If Elena or Abel truly knew about Hermione's real paternity, if they had any kind of proof or were planning to get it, they would definitely try to take my child from me. I knew how the Donovans operated, knew how much they valued family and bloodline and carrying on the Donovan name.
They would see Hermione as theirs. As their granddaughter, their niece, their blood. They would feel entitled to her, would believe they had rights to her that superseded my own.
No. The word echoed in my mind with fierce certainty. No one will take my child from me. No one.
But even as I thought it, I knew this would cause problems. Massive problems. Legal battles, custody disputes, media attention, scandal—all the things I'd been trying so desperately to avoid would come crashing down on us.
Headaches I really, really wanted to avoid. Complications I'd spent six years preventing.
I won't allow anyone to take my child away from me, I thought again, the conviction settling over me like armor. Hermione is my daughter. Mine. No one else's.
Damn them. Damn all the Donovans for disrupting the life I'd built, for threatening my daughter's security, for not being able to just leave us alone.
I took several deep breaths, forcing myself to calm down enough to think strategically rather than just react emotionally.
I really needed to go see Hermione's teachers immediately. Today. Right now. I needed to have conversations with the principal, with her homeroom teacher, with everyone who had any contact with my daughter during school hours.
I needed to make it crystal clear that no one was allowed to see Hermione except people I had explicitly approved. That no Donovan was allowed near my daughter under any circumstances. That if any of them were sighted anywhere near the school, the staff should call me immediately and involve security if necessary.

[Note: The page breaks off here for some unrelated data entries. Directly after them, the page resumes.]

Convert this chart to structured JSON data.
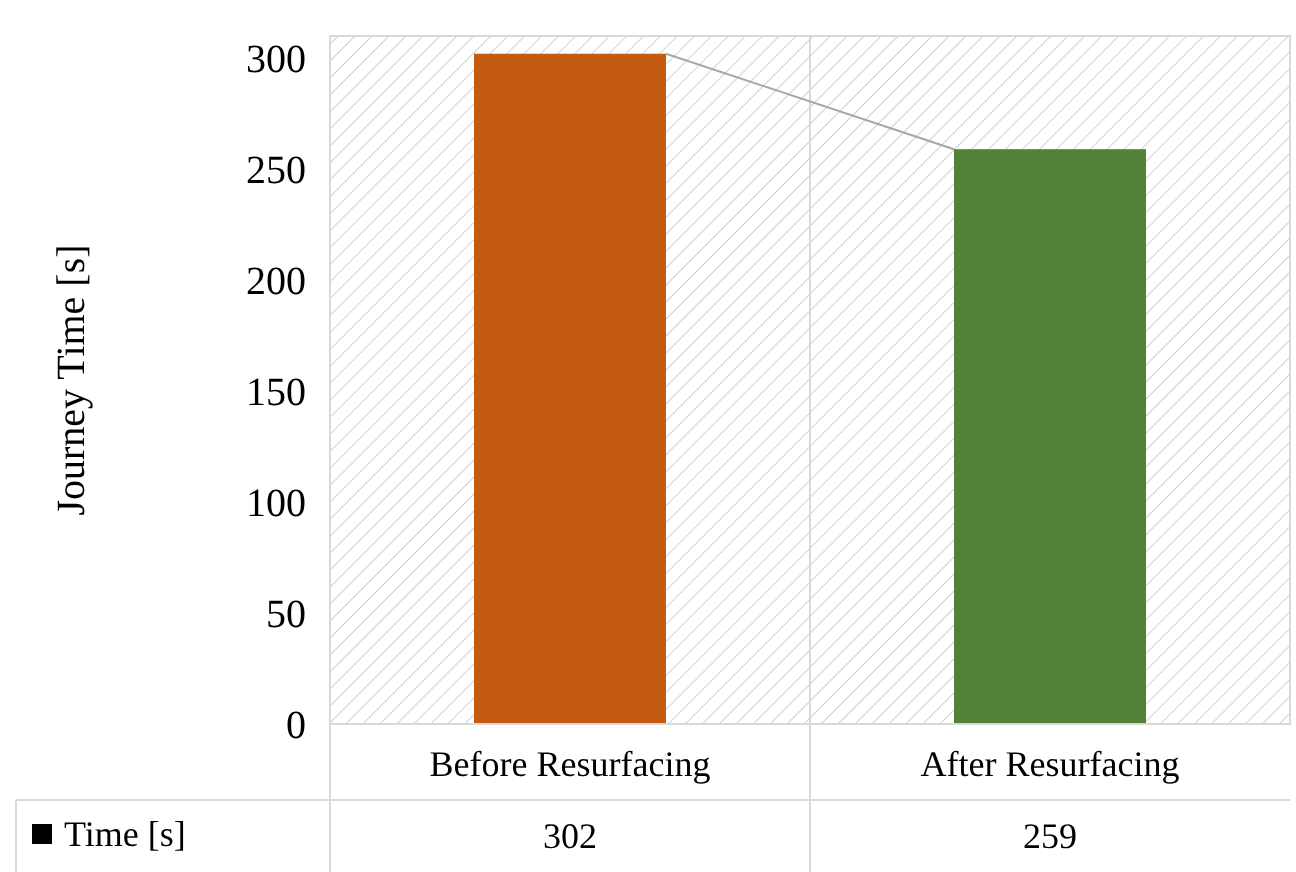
{
  "chart_data": {
    "type": "bar",
    "ylabel": "Journey Time [s]",
    "categories": [
      "Before Resurfacing",
      "After Resurfacing"
    ],
    "series": [
      {
        "name": "Time [s]",
        "colors": [
          "#c55a11",
          "#538135"
        ],
        "values": [
          302,
          259
        ]
      }
    ],
    "ylim": [
      0,
      310
    ],
    "yticks": [
      0,
      50,
      100,
      150,
      200,
      250,
      300
    ],
    "data_labels": true,
    "legend": "bottom left"
  }
}
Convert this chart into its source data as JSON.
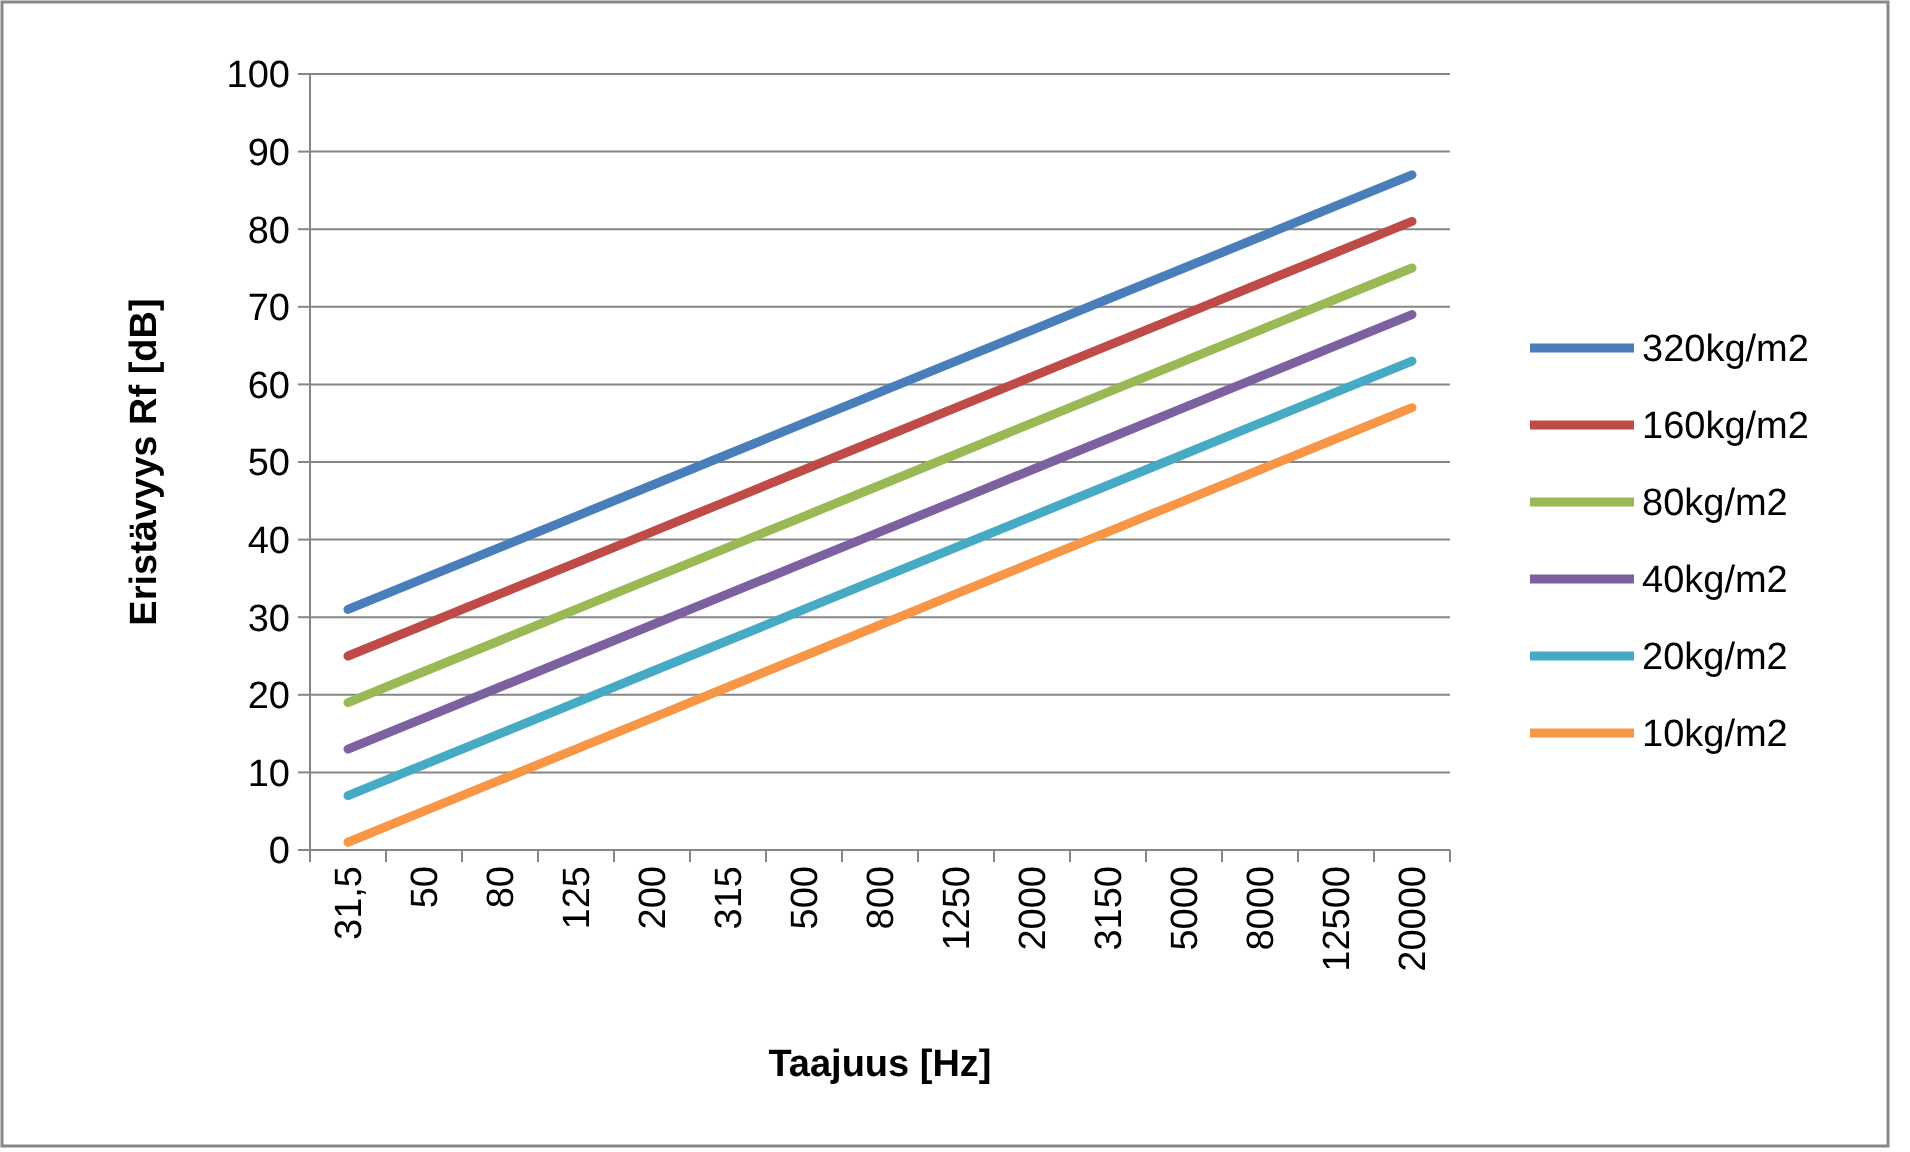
{
  "chart_data": {
    "type": "line",
    "xlabel": "Taajuus [Hz]",
    "ylabel": "Eristävyys Rf [dB]",
    "categories": [
      "31,5",
      "50",
      "80",
      "125",
      "200",
      "315",
      "500",
      "800",
      "1250",
      "2000",
      "3150",
      "5000",
      "8000",
      "12500",
      "20000"
    ],
    "ylim": [
      0,
      100
    ],
    "yticks": [
      0,
      10,
      20,
      30,
      40,
      50,
      60,
      70,
      80,
      90,
      100
    ],
    "grid": "y",
    "legend": "right",
    "marker": "none",
    "line_style": "solid",
    "series": [
      {
        "name": "320kg/m2",
        "color": "#4a7ebb",
        "values": [
          31,
          35,
          39,
          43,
          47,
          51,
          55,
          59,
          63,
          67,
          71,
          75,
          79,
          83,
          87
        ]
      },
      {
        "name": "160kg/m2",
        "color": "#be4b48",
        "values": [
          25,
          29,
          33,
          37,
          41,
          45,
          49,
          53,
          57,
          61,
          65,
          69,
          73,
          77,
          81
        ]
      },
      {
        "name": "80kg/m2",
        "color": "#98b954",
        "values": [
          19,
          23,
          27,
          31,
          35,
          39,
          43,
          47,
          51,
          55,
          59,
          63,
          67,
          71,
          75
        ]
      },
      {
        "name": "40kg/m2",
        "color": "#7d60a0",
        "values": [
          13,
          17,
          21,
          25,
          29,
          33,
          37,
          41,
          45,
          49,
          53,
          57,
          61,
          65,
          69
        ]
      },
      {
        "name": "20kg/m2",
        "color": "#46aac5",
        "values": [
          7,
          11,
          15,
          19,
          23,
          27,
          31,
          35,
          39,
          43,
          47,
          51,
          55,
          59,
          63
        ]
      },
      {
        "name": "10kg/m2",
        "color": "#f79646",
        "values": [
          1,
          5,
          9,
          13,
          17,
          21,
          25,
          29,
          33,
          37,
          41,
          45,
          49,
          53,
          57
        ]
      }
    ]
  }
}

If Abel continued to push, if he tried to force contact with Hermione, I would get a restraining order. I would make it legal and official and public if that's what it took to protect my daughter.
Let the Donovans try to explain to their business associates and social circle why Anna Serrano had filed a restraining order against Abel Donovan. Let them deal with that scandal.
I grabbed my phone and my purse, got out of the car, and walked toward the school entrance with determination replacing the panic that had consumed me moments before.
Hermione is my daughter, I repeated to myself like a mantra. My daughter. And I will protect her from anyone and everyone who tries to take her from me.
Even if that means going to war with the entire Donovan family.
Even if that means exposing every secret I've been keeping.
Even if that means destroying whatever fragile peace we'd achieved.
My daughter comes first. Always.
And God help anyone who tries to get in my way.